Una volta vicino persino all’adozione dell’euro, oggi Babiš ha assunto toni decisamente anti-Ue. Critica con veemenza il Green Deal, cavalcando le proteste degli agricoltori, e si scaglia contro i costi dell’accoglienza dei profughi ucraini: “373 mila rifugiati sono troppi”, ha dichiarato, attaccando uno dei Paesi dell’UE che più ha sostenuto Kiev dall’inizio della guerra.

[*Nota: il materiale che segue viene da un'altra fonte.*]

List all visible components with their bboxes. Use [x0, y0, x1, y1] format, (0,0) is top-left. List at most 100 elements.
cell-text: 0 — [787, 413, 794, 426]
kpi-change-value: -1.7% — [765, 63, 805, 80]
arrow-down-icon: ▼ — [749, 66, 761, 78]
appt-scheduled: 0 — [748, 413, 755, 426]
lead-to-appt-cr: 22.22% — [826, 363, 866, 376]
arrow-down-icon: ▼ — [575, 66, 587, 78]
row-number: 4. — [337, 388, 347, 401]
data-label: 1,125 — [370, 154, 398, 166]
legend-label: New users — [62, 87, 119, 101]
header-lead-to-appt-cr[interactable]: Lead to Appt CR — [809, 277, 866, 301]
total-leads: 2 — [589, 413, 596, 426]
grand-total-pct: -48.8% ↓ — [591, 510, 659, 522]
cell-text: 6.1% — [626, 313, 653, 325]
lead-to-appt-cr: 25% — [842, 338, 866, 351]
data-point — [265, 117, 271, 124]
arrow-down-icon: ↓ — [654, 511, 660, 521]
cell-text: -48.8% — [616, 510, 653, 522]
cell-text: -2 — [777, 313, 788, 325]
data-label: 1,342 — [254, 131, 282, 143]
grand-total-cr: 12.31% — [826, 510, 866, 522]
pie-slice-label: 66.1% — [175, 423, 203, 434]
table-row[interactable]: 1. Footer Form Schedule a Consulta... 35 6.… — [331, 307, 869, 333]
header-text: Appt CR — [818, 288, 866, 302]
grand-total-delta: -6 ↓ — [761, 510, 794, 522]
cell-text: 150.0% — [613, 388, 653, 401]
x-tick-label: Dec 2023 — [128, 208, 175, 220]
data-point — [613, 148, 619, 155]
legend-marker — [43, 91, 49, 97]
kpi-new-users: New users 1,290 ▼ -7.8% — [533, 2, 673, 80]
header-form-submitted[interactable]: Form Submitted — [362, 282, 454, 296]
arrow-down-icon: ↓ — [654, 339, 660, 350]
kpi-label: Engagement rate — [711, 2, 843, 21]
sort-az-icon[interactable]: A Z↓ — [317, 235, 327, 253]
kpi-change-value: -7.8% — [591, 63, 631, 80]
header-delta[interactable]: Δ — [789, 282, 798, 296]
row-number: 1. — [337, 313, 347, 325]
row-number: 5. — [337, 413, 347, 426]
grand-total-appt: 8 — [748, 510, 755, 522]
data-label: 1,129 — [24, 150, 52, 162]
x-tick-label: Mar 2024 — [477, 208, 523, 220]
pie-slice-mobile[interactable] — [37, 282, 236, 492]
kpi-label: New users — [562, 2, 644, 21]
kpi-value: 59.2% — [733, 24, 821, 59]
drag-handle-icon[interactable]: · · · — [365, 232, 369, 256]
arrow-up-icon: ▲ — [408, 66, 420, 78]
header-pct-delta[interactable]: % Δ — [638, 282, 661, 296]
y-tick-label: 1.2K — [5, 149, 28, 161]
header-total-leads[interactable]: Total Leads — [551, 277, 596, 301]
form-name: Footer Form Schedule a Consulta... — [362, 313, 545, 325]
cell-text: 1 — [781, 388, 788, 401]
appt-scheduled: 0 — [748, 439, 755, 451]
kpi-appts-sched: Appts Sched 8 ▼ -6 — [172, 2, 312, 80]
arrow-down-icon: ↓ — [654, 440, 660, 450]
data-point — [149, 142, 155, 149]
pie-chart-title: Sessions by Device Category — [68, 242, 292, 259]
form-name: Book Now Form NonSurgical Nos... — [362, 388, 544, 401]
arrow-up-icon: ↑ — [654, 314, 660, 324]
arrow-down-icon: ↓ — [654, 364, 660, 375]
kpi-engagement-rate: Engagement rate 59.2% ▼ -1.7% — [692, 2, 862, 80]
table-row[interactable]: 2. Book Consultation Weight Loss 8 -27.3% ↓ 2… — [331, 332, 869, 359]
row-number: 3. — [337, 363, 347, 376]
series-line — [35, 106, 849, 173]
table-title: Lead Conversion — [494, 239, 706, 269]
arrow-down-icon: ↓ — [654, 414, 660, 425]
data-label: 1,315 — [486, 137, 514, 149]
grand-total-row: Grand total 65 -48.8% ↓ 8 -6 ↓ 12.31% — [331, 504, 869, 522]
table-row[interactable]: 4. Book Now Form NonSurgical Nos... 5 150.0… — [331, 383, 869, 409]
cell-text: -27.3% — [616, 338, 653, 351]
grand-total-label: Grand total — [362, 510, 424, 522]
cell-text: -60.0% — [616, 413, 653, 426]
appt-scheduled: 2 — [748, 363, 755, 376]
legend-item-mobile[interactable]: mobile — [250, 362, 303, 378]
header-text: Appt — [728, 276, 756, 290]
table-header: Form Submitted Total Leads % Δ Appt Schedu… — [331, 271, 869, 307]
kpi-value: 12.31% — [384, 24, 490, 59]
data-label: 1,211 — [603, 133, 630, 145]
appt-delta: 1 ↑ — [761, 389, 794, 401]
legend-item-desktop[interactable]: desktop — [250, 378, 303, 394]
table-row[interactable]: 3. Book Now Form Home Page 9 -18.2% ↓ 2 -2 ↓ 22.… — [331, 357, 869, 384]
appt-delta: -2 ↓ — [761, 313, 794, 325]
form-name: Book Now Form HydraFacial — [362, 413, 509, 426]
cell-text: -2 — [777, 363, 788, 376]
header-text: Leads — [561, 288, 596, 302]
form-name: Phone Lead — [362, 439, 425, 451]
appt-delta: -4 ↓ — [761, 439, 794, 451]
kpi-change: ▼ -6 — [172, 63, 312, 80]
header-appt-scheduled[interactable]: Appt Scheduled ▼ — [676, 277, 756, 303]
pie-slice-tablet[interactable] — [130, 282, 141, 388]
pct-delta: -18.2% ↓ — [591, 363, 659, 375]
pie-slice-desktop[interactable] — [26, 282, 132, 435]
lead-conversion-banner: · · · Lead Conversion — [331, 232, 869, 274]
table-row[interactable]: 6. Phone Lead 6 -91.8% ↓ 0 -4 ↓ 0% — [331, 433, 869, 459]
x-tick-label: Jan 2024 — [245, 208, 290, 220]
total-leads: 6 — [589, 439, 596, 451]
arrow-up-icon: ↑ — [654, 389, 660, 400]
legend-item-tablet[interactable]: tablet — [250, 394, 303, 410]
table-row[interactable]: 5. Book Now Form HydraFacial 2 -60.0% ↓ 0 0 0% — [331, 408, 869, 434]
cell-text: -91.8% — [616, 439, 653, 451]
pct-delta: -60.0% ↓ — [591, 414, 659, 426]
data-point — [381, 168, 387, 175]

Ha bollato come “marcio” il programma di acquisti congiunti di munizioni per l’Ucraina promosso dal governo ceco, pur senza arrivare a chiedere l’uscita dalla NATO o dall’Unione.

I sondaggi e gli avversari

Secondo l’istituto Ipsos, Ano viaggia al 32,6% dei consensi, con un ampio vantaggio sulla coalizione filo-occidentale Insieme (Spolu) guidata dall’attuale premier Petr Fiala (21,1%). Seguono i centristi di Stan, il partito di estrema destra Libertà e democrazia diretta (Spd), e i Pirati, che oscillano intorno all’8-9%.

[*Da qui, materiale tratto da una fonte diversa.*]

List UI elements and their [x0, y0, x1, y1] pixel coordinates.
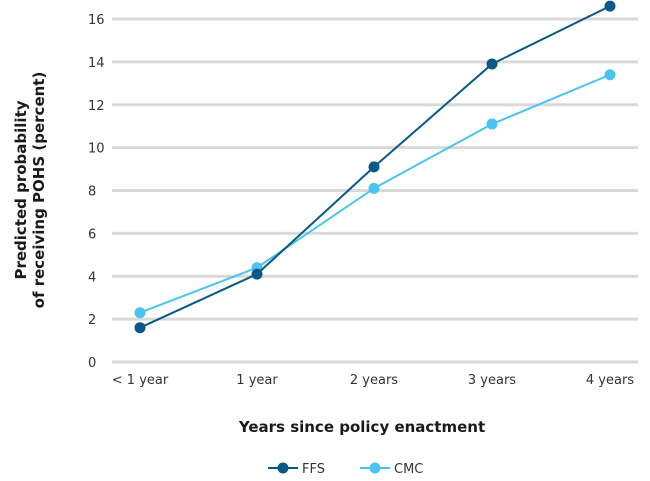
x-tick-label: < 1 year	[112, 373, 169, 388]
legend: FFS CMC	[268, 462, 423, 477]
y-tick-label: 16	[88, 13, 105, 28]
x-tick-label: 4 years	[586, 373, 634, 388]
data-point	[486, 118, 498, 130]
y-tick-label: 14	[88, 56, 105, 71]
data-point	[604, 69, 616, 81]
data-point	[368, 161, 380, 173]
legend-swatch-marker	[277, 462, 289, 474]
data-point	[486, 58, 498, 70]
y-axis-label-line2: of receiving POHS (percent)	[30, 72, 48, 309]
y-tick-label: 2	[88, 313, 96, 328]
y-tick-label: 8	[88, 185, 96, 200]
y-tick-label: 0	[88, 356, 96, 371]
y-tick-label: 6	[88, 227, 96, 242]
series-ffs	[134, 0, 616, 334]
data-point	[251, 268, 263, 280]
y-axis-label-line1: Predicted probability	[12, 100, 30, 279]
x-tick-labels: < 1 year 1 year 2 years 3 years 4 years	[112, 373, 635, 388]
data-point	[134, 307, 146, 319]
x-tick-label: 3 years	[468, 373, 516, 388]
y-tick-labels: 0 2 4 6 8 10 12 14 16	[88, 13, 105, 371]
series-layer	[134, 0, 616, 334]
series-cmc	[134, 69, 616, 319]
legend-label: FFS	[302, 462, 325, 477]
x-tick-label: 2 years	[350, 373, 398, 388]
data-point	[134, 322, 146, 334]
x-tick-label: 1 year	[236, 373, 278, 388]
legend-item: CMC	[360, 462, 423, 477]
legend-swatch-marker	[369, 462, 381, 474]
legend-item: FFS	[268, 462, 325, 477]
y-tick-label: 12	[88, 99, 105, 114]
legend-label: CMC	[394, 462, 423, 477]
data-point	[368, 182, 380, 194]
data-point	[604, 0, 616, 12]
x-axis-label: Years since policy enactment	[238, 418, 485, 436]
y-tick-label: 4	[88, 270, 96, 285]
y-tick-label: 10	[88, 142, 105, 157]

In tutto, sono 26 le formazioni in corsa, ma solo sette supereranno probabilmente la soglia di sbarramento del 5%. È quasi certo che Babiš non avrà la maggioranza assoluta e dovrà quindi cercare alleati più piccoli per formare un governo.

Propaganda e vuoto della sinistra

La campagna elettorale è stata segnata da una massiccia ondata di disinformazione. Il Center For Research Into Online Risks ha individuato circa 300 account anonimi su TikTok che diffondevano messaggi filo-russi a sostegno dei partiti radicali.

Al tempo stesso, la sinistra radicale non è riuscita a proporre un’alternativa credibile: la coalizione “Stacilo!” arranca, incapace di raccogliere il malcontento sociale. Molti lavoratori precari o impoveriti si sono rifugiati nell’astensione o hanno ceduto al richiamo populista di Ano.

Il “Trump dell’Est”

L’etichetta non è casuale. Come Donald Trump, Babiš ha costruito la sua immagine sull’essere un miliardario “self-made” entrato in politica per “aggiustare” il Paese, con cappellini rossi brandizzati “Cechia forte”.

E come Silvio Berlusconi, è stato accusato di conflitti di interesse: in passato possedeva un gruppo mediatico che controllava due quotidiani nazionali e, soprattutto, mantiene il controllo del colosso agroalimentare e chimico Agrofert, con 30 mila dipendenti. È in corso un processo per la presunta appropriazione indebita di fondi europei: se rieletto, tornerà ad avere l’immunità parlamentare.

Strategia MAGA: cappellini e slogan

Consapevole della sua immagine ingessata, in campagna elettorale Babiš ha cercato di mostrarsi più vicino ai giovani: video su TikTok e Instagram in felpa, merchandising elettorale che ricalca il modello MAGA, messaggi semplici e aggressivi contro Bruxelles, i migranti e i costi della guerra in Ucraina. La promessa che ripete a ogni comizio è sempre la stessa:

“Solo io ho le competenze per far ripartire l’economia”.